Belle et jeune pour toujours, mais à quel prix ?
Bon nombre de film d'époque tente d'être représentatifs sans réellement y parvenir. Mis à part quelques bonnes trouvailles comme "The Duchess" qui dépeignait avec subtilité la place de la femme au XVII ème siècle, "Barry Lyndon" et son ascension des rangs dans l’Élite, "Agora" et sa dénonciation du fanatisme religieux, et n'oublions pas non plus l'excellent "Marie-Antoinette" qui parlait avec brio des convenances et des usages. "La Comtesse", petit film à part qui n'a pas fait de bruit peut lui aussi se vanter de se vouloir représentatif et de réussir à l'être.
Ce qui fait indéniablement la grande qualité de "La Comtesse", c'est qu'il s'appuie sur une histoire devenue légende et donc modifiée au fil du temps, de plus il se sert de cette base là pour étoffer son récit et mettre en avant son propos.
Dépeindre la femme à une époque ou elle ne signifie pas grand chose n'est pas une mince affaire, dans le film Julie Delpy met l'accent dans la réalisation à parler de la guerre omniprésente, sans qu'on la voit réellement car le film se centre sur le personnage central d'Erzsébet. Et d'ailleurs Erzsébet, personnage incroyable pour lequel on finira par éprouver une sorte de compassion malgré la cruauté de ses actes. Une femme forte qui fait face à ses problèmes, mais là où Julie Delpy est intelligente c'est qu'elle utilise ce personnage pour parler d'une chose forte et à mon sens essentielle lorsque l'on parle de la femme à cet époque là : L'apparence. En effet l'apparence est primordiale, la femme n'étant pas écoutée par l'homme qui la juge trop insignifiante, doit sans cesse rester visible, et donc attrayante, attirante, autrement dit jeune et belle.
Le scénario utilise cette solide base pour parler de la femme, mais aussi bien entendu pour dépeindre un portrait parfois un peu trop romancé de la Comtesse de Bathory.
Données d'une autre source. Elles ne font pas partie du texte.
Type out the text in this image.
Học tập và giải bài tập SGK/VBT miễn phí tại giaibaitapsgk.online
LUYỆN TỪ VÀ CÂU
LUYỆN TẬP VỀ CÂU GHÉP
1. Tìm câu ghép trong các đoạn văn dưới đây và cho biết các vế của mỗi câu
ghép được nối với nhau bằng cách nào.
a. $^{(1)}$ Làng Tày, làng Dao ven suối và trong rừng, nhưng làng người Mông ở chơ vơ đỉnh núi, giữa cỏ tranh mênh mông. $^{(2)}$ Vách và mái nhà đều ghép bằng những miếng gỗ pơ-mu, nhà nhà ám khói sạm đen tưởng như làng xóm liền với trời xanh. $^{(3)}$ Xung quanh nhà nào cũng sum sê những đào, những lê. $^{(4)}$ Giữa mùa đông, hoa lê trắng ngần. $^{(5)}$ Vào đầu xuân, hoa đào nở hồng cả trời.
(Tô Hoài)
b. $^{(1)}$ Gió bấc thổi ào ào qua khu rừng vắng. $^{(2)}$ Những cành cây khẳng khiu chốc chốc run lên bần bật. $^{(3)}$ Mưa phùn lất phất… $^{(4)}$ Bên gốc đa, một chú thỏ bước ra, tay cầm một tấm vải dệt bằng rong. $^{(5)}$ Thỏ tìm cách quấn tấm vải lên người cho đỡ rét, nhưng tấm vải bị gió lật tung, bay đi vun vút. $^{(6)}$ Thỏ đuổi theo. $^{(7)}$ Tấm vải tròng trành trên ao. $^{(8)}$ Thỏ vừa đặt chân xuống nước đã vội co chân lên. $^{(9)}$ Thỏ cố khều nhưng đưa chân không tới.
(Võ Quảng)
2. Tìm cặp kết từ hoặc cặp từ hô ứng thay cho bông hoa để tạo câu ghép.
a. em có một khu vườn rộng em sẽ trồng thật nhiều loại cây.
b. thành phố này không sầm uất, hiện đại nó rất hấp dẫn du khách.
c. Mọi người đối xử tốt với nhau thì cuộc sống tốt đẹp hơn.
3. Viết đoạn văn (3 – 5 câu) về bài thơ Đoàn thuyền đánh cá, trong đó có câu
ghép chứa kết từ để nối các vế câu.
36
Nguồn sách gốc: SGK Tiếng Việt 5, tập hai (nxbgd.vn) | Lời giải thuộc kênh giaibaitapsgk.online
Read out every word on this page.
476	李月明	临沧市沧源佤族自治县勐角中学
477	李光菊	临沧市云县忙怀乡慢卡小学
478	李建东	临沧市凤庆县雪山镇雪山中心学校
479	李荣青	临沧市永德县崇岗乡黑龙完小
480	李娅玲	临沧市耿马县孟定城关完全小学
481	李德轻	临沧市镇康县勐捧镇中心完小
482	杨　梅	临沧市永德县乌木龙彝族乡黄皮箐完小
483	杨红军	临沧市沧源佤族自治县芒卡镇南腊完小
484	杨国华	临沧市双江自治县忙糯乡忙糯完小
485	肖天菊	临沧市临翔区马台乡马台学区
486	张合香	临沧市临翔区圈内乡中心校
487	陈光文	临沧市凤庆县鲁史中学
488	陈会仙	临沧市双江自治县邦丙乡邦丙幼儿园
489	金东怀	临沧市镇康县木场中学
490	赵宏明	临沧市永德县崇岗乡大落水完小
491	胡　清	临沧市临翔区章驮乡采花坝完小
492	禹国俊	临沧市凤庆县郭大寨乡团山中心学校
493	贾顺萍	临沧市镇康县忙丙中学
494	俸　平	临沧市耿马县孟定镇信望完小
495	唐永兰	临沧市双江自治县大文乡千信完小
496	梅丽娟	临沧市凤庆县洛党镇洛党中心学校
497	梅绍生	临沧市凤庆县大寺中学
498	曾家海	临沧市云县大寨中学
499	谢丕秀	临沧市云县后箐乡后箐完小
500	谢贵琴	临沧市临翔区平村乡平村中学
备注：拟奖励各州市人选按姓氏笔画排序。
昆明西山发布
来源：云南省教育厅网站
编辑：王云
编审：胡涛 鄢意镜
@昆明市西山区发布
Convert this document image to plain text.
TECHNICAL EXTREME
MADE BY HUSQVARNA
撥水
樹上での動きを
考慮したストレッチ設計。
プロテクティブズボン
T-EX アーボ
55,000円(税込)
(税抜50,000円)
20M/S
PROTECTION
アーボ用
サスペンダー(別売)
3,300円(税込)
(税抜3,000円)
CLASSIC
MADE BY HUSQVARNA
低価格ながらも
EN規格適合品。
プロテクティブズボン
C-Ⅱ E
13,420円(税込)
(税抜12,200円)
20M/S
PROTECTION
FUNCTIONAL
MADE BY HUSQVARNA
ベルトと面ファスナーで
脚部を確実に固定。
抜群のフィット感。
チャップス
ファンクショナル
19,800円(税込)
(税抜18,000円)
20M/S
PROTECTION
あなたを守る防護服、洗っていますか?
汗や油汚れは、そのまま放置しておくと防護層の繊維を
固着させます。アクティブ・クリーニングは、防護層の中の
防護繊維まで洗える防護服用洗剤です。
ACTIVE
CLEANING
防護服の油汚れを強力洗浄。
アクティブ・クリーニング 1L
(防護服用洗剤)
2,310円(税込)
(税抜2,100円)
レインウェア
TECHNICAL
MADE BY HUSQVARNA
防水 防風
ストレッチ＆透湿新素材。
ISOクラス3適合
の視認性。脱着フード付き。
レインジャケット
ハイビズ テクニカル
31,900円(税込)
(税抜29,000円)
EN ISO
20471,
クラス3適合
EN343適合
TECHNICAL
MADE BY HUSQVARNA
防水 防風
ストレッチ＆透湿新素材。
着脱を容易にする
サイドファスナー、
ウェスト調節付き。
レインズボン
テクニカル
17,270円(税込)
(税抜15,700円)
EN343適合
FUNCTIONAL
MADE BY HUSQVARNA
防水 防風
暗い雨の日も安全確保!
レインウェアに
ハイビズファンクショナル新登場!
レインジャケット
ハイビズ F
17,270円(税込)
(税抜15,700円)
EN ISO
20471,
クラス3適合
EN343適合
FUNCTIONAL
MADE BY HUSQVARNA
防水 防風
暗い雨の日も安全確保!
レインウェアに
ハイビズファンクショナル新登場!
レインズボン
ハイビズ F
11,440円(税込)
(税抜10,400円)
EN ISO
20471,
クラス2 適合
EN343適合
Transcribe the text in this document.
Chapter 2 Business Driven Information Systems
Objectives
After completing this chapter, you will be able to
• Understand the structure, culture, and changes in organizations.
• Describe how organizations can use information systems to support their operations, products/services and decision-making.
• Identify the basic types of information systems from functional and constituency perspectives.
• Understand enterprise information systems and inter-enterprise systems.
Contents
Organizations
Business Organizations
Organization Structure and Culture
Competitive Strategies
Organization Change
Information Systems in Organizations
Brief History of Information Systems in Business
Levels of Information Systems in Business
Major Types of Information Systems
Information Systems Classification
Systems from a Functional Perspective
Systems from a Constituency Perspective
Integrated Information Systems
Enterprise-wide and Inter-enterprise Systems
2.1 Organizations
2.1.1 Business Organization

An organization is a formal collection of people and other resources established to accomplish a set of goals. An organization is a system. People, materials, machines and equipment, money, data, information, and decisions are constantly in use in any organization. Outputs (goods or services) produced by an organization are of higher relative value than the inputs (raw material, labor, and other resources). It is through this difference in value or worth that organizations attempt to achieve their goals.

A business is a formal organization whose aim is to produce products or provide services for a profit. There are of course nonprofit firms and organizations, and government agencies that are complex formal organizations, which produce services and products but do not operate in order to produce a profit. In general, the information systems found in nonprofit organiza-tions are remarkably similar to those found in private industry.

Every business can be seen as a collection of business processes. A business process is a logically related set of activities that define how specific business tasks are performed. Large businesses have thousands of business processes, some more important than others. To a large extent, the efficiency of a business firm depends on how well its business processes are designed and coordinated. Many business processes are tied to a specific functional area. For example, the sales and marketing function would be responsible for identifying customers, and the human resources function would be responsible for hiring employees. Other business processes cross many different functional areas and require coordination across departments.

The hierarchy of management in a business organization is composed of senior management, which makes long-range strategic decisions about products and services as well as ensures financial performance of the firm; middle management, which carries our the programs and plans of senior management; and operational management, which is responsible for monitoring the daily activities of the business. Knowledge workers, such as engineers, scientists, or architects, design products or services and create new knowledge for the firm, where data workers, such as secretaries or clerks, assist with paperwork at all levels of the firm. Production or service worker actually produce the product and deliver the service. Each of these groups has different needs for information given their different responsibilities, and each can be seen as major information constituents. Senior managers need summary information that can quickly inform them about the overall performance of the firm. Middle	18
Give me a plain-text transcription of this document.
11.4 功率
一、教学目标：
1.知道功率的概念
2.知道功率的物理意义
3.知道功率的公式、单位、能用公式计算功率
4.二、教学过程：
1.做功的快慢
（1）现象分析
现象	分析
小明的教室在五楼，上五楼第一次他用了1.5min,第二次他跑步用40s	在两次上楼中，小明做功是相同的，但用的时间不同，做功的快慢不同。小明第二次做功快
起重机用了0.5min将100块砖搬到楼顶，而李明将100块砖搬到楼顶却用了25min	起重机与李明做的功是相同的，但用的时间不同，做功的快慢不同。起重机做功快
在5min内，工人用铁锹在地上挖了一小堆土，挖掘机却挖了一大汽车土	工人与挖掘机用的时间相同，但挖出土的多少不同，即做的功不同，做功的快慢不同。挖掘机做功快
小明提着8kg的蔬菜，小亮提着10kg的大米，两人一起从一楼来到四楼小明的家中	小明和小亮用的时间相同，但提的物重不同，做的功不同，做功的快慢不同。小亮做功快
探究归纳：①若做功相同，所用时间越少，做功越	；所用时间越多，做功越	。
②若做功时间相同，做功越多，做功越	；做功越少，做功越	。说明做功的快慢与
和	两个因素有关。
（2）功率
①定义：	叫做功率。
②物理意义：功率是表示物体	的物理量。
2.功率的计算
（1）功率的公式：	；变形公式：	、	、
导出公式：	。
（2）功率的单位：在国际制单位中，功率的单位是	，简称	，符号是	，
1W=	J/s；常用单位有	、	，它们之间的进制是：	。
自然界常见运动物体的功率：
Pour se donner une idée du personnage, Bathory est un peu une sorte de Dracula au féminin, une femme qui voit sa jeunesse s'envoler, va se mettre en tête que le sang des jeunes vierges pourra lui rendre sa jeunesse perdue. Cet aspect de la légende est bien vrai, d'ailleurs aujourd'hui la Comtesse de Bathory est encore considérée comme l'une des premières tueuses en série de l'histoire, et les meurtres sont d'ailleurs répertoriés. Julie Delpy incarne avec convictions la comtesse et sa cruauté sanguinaire, mais elle sait aussi lui donner une once de fragilité, et propose une facette sensible de ce personnage. Ce n'est pas forcément authentique, mais c'est néanmoins très convaincant à l'écran.
"La Comtesse" est donc l'un de ces films qui d'apparence n'a rien de bien engageant mais qui se révèle au final assez surprenant et original. Ce n'est pas un grand moment de cinéma, mais c'est du moins un film honorable pour le portrait qu'il fait de la femme, et cela sans pour autant toujours en faire des éloges.